1. Field of the Invention
The invention described herein relates to data communications and, in particular, direct memory access (DMA).
2. Related Art
Remote DMA (RDMA) is a technology for transferring data from the memory of one computer or server to the memory of another, without involving a CPU or operating system of either machine. Because the data being transferred is not stored in application memory or in operating system buffers, RDMA is said to accomplish the transfer in a “zero-copy” manner.
RDMA is typically implemented using a suite of three protocols—RDMA Protocol (RDMAP), Direct Data Placement (DDP) and Marker PDU Aligned Framing Protocol (MPA). RDMAP provides interfaces to applications for sending and receiving data. DDP slices outgoing data into segments that fit into TCP's Maximum Segment Size (MSS), and places incoming data into destination buffers. MPA provides a framing scheme that facilitates DDP operations in identifying DDP segments.
RDMA is a “shim”, a transport protocol suite on top of TCP. RDMA leverages TCP rather than inventing its own protocols for flow control, routing, data sequencing and so on. In principle, an RDMA message can be too large to fit into one TCP segment.
MPA is a framing protocol. It adds a marker into the data stream at a stride of every 512 bytes in the TCP sequence space. Markers assist the receiver in locating the DDP/RDMA header.

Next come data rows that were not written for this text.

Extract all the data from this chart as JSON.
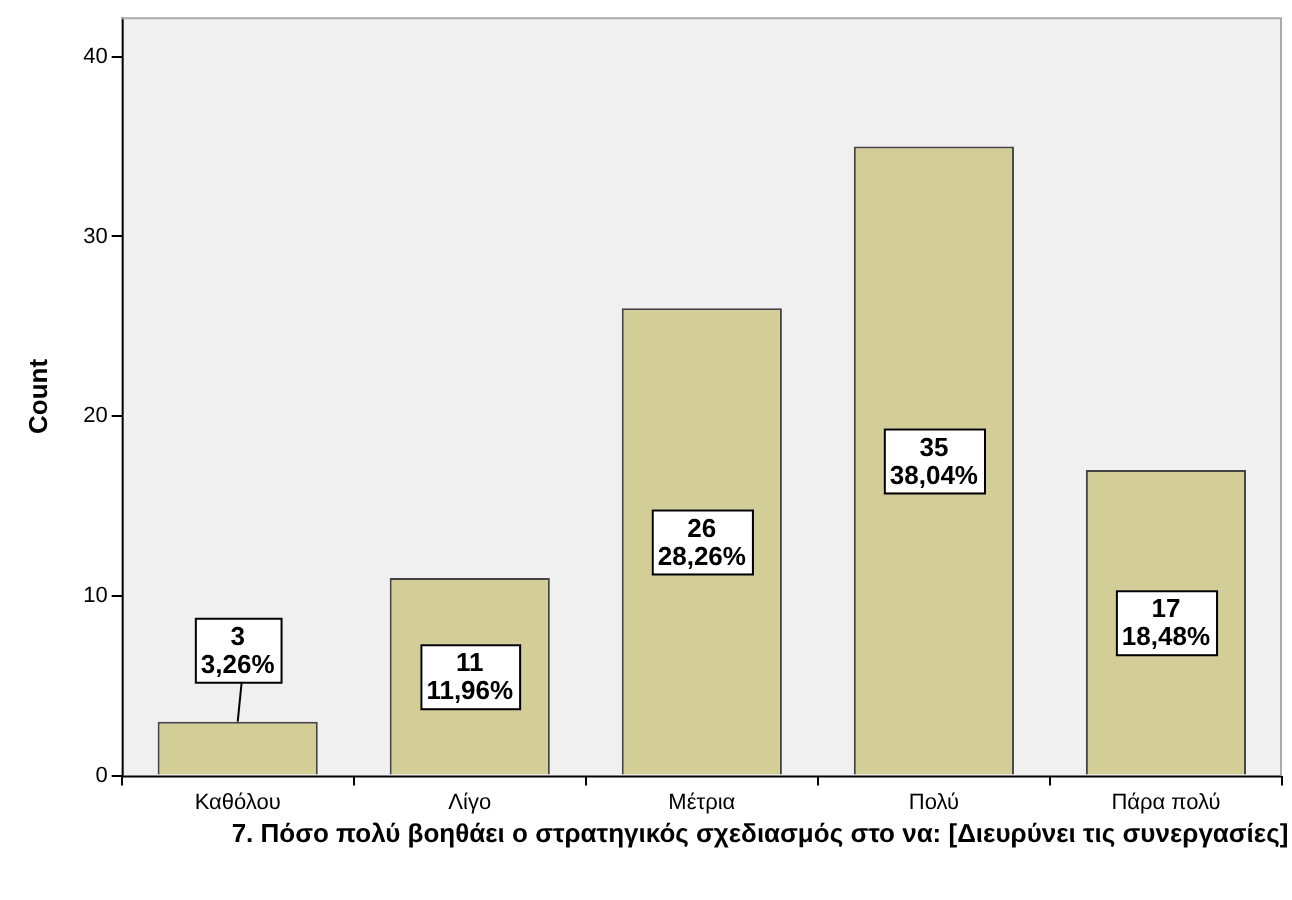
{
  "chart_data": {
    "type": "bar",
    "xlabel": "7. Πόσο πολύ βοηθάει ο  στρατηγικός σχεδιασμός στο να: [Διευρύνει τις συνεργασίες]",
    "ylabel": "Count",
    "categories": [
      "Καθόλου",
      "Λίγο",
      "Μέτρια",
      "Πολύ",
      "Πάρα πολύ"
    ],
    "values": [
      3,
      11,
      26,
      35,
      17
    ],
    "value_labels": [
      "3\n3,26%",
      "11\n11,96%",
      "26\n28,26%",
      "35\n38,04%",
      "17\n18,48%"
    ],
    "color": "#d3ce97",
    "ylim": [
      0,
      42.2
    ],
    "yticks": [
      0,
      10,
      20,
      30,
      40
    ],
    "grid": false
  }
}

Unfortunately, insertion and removal of MPA markers are not friendly operations. Inserting markers into a continuous data stream creates a disruptive shuffle of the data stream. Insertion and removal of a RDMA CRC (cyclic redundancy code) digest is also difficult to handle efficiently.
Therefore there is a need for a system and apparatus with which MPA markers and CRC digests can be easily inserted and removed during RDMA communications.